Title: Chemical Complexity and Evolution of Low-mass Starless and Prestellar Cores in the Taurus Molecular Cloud

Abstract: Before a low-mass (M ≤ few solar masses) star like our Sun is formed, it is conceived inside a cold (~10 K) and dense (> 10^5 cm-3) region of gas and dust known as starless or dynamically evolved prestellar core. It is essential to study the chemical complexity and evolution of prestellar cores because they set the initial conditions of star and planet formation. In recent years, the detection of complex organic molecules (COMs), any molecule with at least one carbon atom and six total atoms, in prestellar cores has sparked interest in the star formation community due to astrochemical and astrobiological implications. We’ve found that COMs are prevalent in the L1495 filamentary region of the Taurus Molecular Cloud, from our survey of 31 starless and prestellar cores, spanning a wide range of evolutionary stages, where we detect methanol (CH3OH) in 100% of the cores targeted and acetaldehyde (CH3CHO) in 68%. Additionally, in the dynamically and chemically young starless core L1521E, also in Taurus, we’ve observed for the first-time the higher complexity species dimethyl ether (CH3OCH3), methyl formate (HCOOCH3) and vinyl cyanide (CH2CHCN), suggesting COMs are forming early and often.

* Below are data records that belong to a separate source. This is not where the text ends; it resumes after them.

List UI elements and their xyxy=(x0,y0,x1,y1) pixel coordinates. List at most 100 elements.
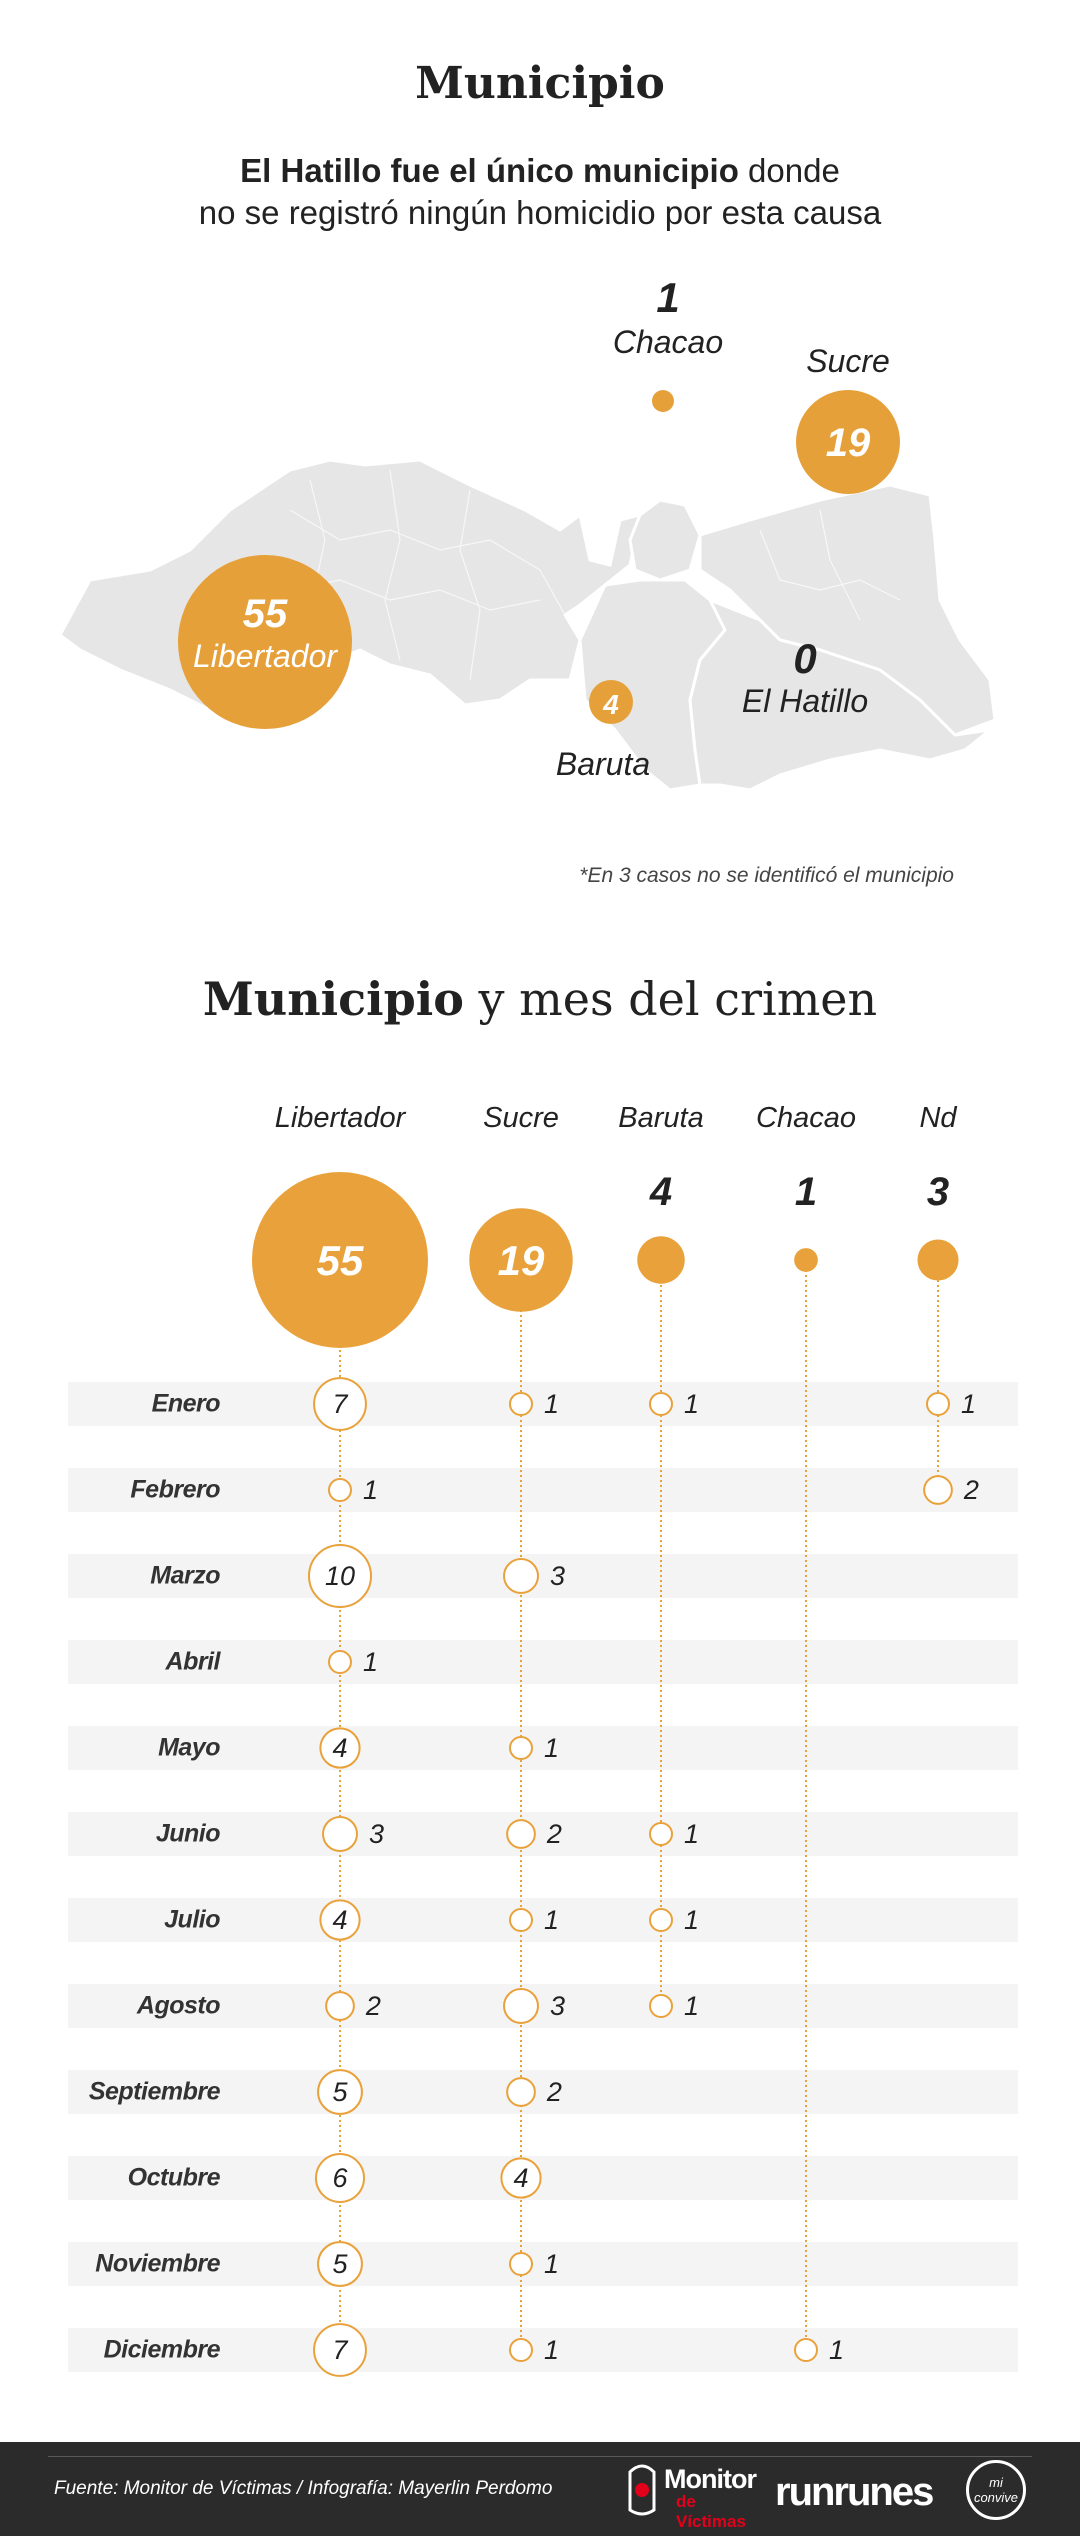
map-value-sucre: 19 xyxy=(826,421,871,465)
cell-bubble-libertador-mayo xyxy=(319,1727,361,1769)
cell-value-sucre-noviembre: 1 xyxy=(544,2249,559,2279)
row-band-abril xyxy=(68,1640,1018,1684)
cell-bubble-libertador-septiembre xyxy=(317,2069,363,2115)
column-header-baruta: Baruta xyxy=(618,1102,704,1134)
cell-bubble-libertador-enero xyxy=(313,1377,367,1431)
month-label-octubre: Octubre xyxy=(127,2163,221,2192)
month-label-mayo: Mayo xyxy=(158,1733,220,1762)
cell-bubble-libertador-abril xyxy=(328,1650,352,1674)
subtitle-bold: El Hatillo fue el único municipio xyxy=(240,152,739,189)
cell-value-libertador-junio: 3 xyxy=(369,1819,384,1849)
cell-value-libertador-febrero: 1 xyxy=(363,1475,378,1505)
total-bubble-nd xyxy=(917,1239,959,1281)
map-name-chacao: Chacao xyxy=(613,324,723,360)
chart-title-bold: Municipio xyxy=(202,972,464,1026)
map-name-baruta: Baruta xyxy=(556,746,650,782)
cell-value-sucre-julio: 1 xyxy=(544,1905,559,1935)
month-label-diciembre: Diciembre xyxy=(103,2335,221,2364)
column-header-libertador: Libertador xyxy=(274,1102,406,1134)
logo-mi-convive: mi convive xyxy=(966,2460,1026,2520)
row-band-octubre xyxy=(68,2156,1018,2200)
cell-bubble-libertador-junio xyxy=(322,1816,358,1852)
cell-value-libertador-julio: 4 xyxy=(332,1905,347,1935)
row-band-marzo xyxy=(68,1554,1018,1598)
section-subtitle: El Hatillo fue el único municipio donde … xyxy=(0,150,1080,234)
cell-value-sucre-diciembre: 1 xyxy=(544,2335,559,2365)
row-band-febrero xyxy=(68,1468,1018,1512)
total-bubble-sucre xyxy=(469,1208,573,1312)
cell-value-baruta-julio: 1 xyxy=(684,1905,699,1935)
cell-bubble-nd-enero xyxy=(926,1392,950,1416)
cell-value-sucre-septiembre: 2 xyxy=(546,2077,562,2107)
month-label-abril: Abril xyxy=(165,1647,221,1676)
cell-bubble-sucre-noviembre xyxy=(509,2252,533,2276)
cell-bubble-libertador-agosto xyxy=(325,1991,355,2021)
cell-bubble-sucre-junio xyxy=(506,1819,536,1849)
map-region-el-hatillo xyxy=(688,597,996,792)
cell-bubble-sucre-octubre xyxy=(500,2157,542,2199)
month-label-julio: Julio xyxy=(164,1905,220,1934)
cell-value-baruta-agosto: 1 xyxy=(684,1991,699,2021)
cell-value-chacao-diciembre: 1 xyxy=(829,2335,844,2365)
cell-bubble-sucre-mayo xyxy=(509,1736,533,1760)
map-bubble-libertador xyxy=(178,555,352,729)
map-value-libertador: 55 xyxy=(243,592,288,636)
total-value-nd: 3 xyxy=(926,1170,950,1214)
cell-value-sucre-enero: 1 xyxy=(544,1389,559,1419)
map-bubble-baruta xyxy=(589,680,633,724)
row-band-enero xyxy=(68,1382,1018,1426)
total-bubble-baruta xyxy=(637,1236,685,1284)
subtitle-line2: no se registró ningún homicidio por esta… xyxy=(198,194,882,231)
map-bubble-chacao xyxy=(652,390,674,412)
cell-bubble-libertador-noviembre xyxy=(317,2241,363,2287)
cell-bubble-baruta-julio xyxy=(649,1908,673,1932)
total-value-chacao: 1 xyxy=(794,1170,818,1214)
month-label-noviembre: Noviembre xyxy=(95,2249,220,2278)
row-band-noviembre xyxy=(68,2242,1018,2286)
caracas-map: 55 Libertador 1 Chacao Sucre 19 4 Baruta… xyxy=(60,280,997,792)
cell-bubble-libertador-diciembre xyxy=(313,2323,367,2377)
row-band-diciembre xyxy=(68,2328,1018,2372)
cell-value-libertador-enero: 7 xyxy=(332,1389,348,1419)
footer-divider xyxy=(48,2456,1032,2457)
row-band-julio xyxy=(68,1898,1018,1942)
cell-bubble-libertador-febrero xyxy=(328,1478,352,1502)
row-band-junio xyxy=(68,1812,1018,1856)
column-header-nd: Nd xyxy=(919,1102,957,1134)
cell-value-libertador-octubre: 6 xyxy=(332,2163,348,2193)
cell-bubble-libertador-octubre xyxy=(314,2152,366,2204)
total-bubble-libertador xyxy=(252,1172,428,1348)
total-value-baruta: 4 xyxy=(649,1170,673,1214)
cell-bubble-libertador-marzo xyxy=(308,1544,372,1608)
logo-victimas-text: de Víctimas xyxy=(676,2492,746,2531)
chart-title-rest: y mes del crimen xyxy=(463,972,878,1026)
cell-bubble-baruta-agosto xyxy=(649,1994,673,2018)
map-name-el-hatillo: El Hatillo xyxy=(742,683,868,719)
cell-value-libertador-agosto: 2 xyxy=(365,1991,381,2021)
map-value-chacao: 1 xyxy=(656,280,679,321)
cell-value-sucre-agosto: 3 xyxy=(550,1991,565,2021)
cell-value-nd-enero: 1 xyxy=(961,1389,976,1419)
row-band-mayo xyxy=(68,1726,1018,1770)
cell-value-libertador-diciembre: 7 xyxy=(332,2335,348,2365)
section-title-municipio: Municipio xyxy=(415,58,665,109)
month-label-febrero: Febrero xyxy=(130,1475,220,1504)
map-name-sucre: Sucre xyxy=(806,343,890,379)
column-header-sucre: Sucre xyxy=(483,1102,559,1134)
total-value-sucre: 19 xyxy=(498,1237,545,1284)
footer-source: Fuente: Monitor de Víctimas / Infografía… xyxy=(54,2478,553,2499)
cell-bubble-libertador-julio xyxy=(319,1899,361,1941)
month-label-junio: Junio xyxy=(155,1819,221,1848)
map-bubble-sucre xyxy=(796,390,900,494)
logo-monitor-text: Monitor xyxy=(664,2464,757,2494)
chart-title: Municipio y mes del crimen xyxy=(0,972,1080,1026)
map-value-baruta: 4 xyxy=(602,689,619,720)
bubble-matrix-svg: 55 19 7 1 1 1 1 2 10 3 1 4 1 3 2 1 4 1 1 2 3 1 5 2 6 4 5 1 7 1 1 xyxy=(252,1172,979,2377)
total-value-libertador: 55 xyxy=(317,1237,364,1284)
row-band-agosto xyxy=(68,1984,1018,2028)
column-header-chacao: Chacao xyxy=(756,1102,856,1134)
cell-value-sucre-junio: 2 xyxy=(546,1819,562,1849)
month-label-septiembre: Septiembre xyxy=(88,2077,221,2106)
cell-value-libertador-septiembre: 5 xyxy=(332,2077,348,2107)
map-value-el-hatillo: 0 xyxy=(793,635,816,682)
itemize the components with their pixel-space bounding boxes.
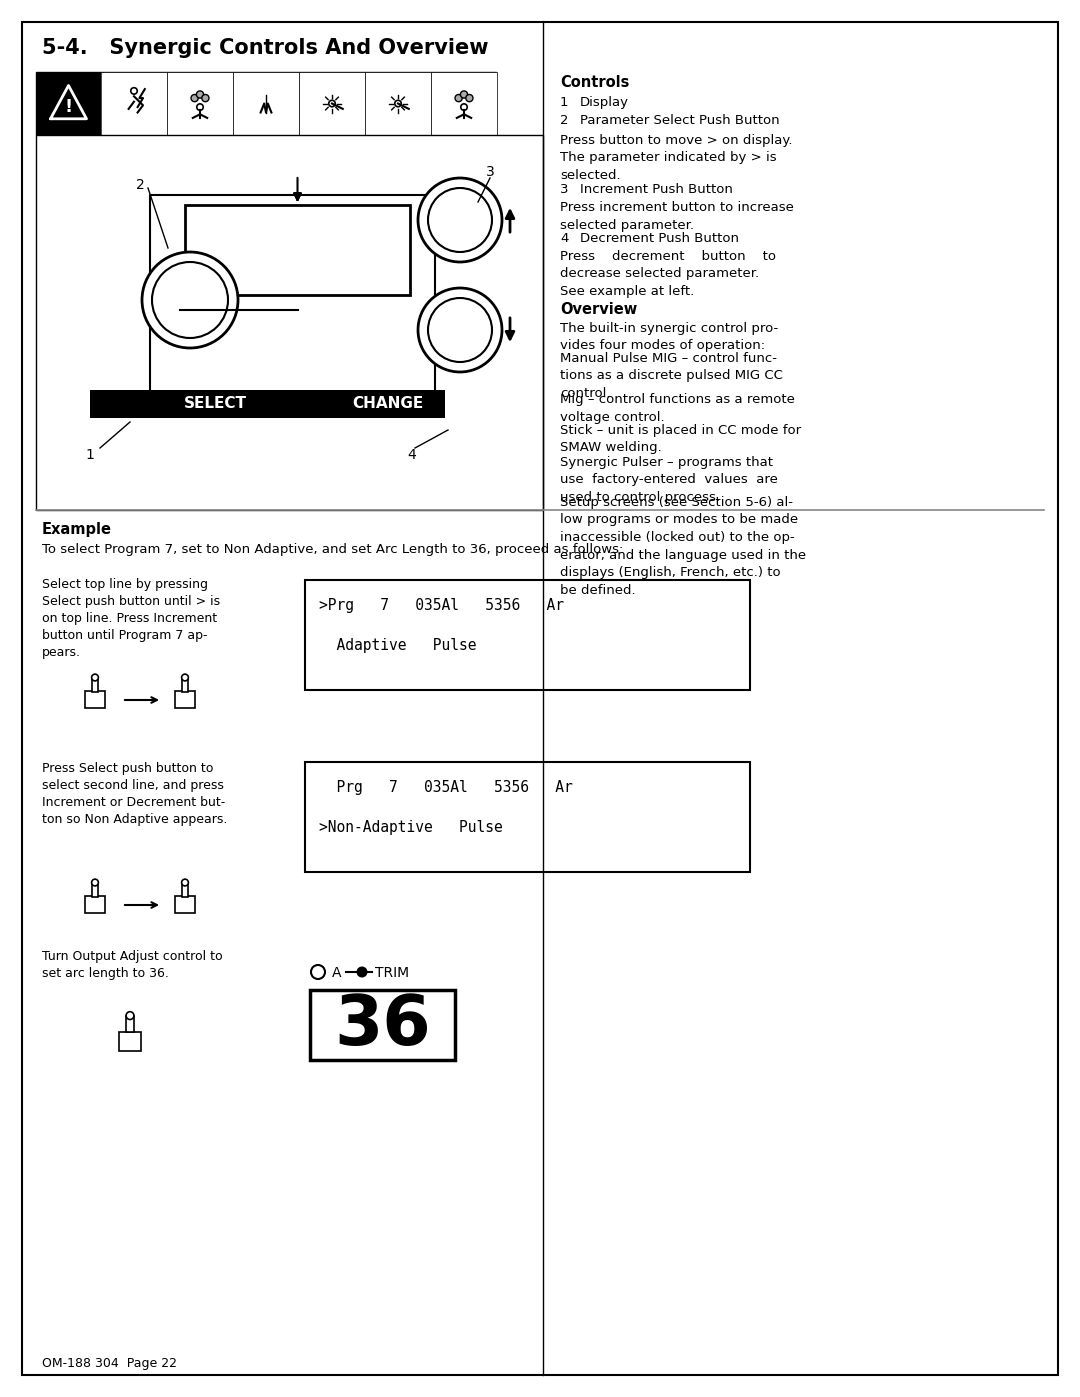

In order to understand the mechanisms and conditions needed to form such molecules in prestellar core environments, we need constraints on physical properties, such as central densities, aspect ratios, opacity, and the external radiation field. To do this, we’ve focused on part of the L1495 Taurus region, B10, as it is young and less evolved compared to other regions, with no protostars and thus no significant feedback from surrounding star formation. New high resolution (12’’) dust continuum data as well as grids of 3D radiative transfer models have allowed us to resolve the central plateau region of 10 starless cores embedded in the filamentary structures of B10 and extract out evolutionary parameters. From these models we gain a deeper physical understanding of prestellar cores, including their evolutionary states, which in turn will tell us about the conditions needed for COM chemistry to thrive.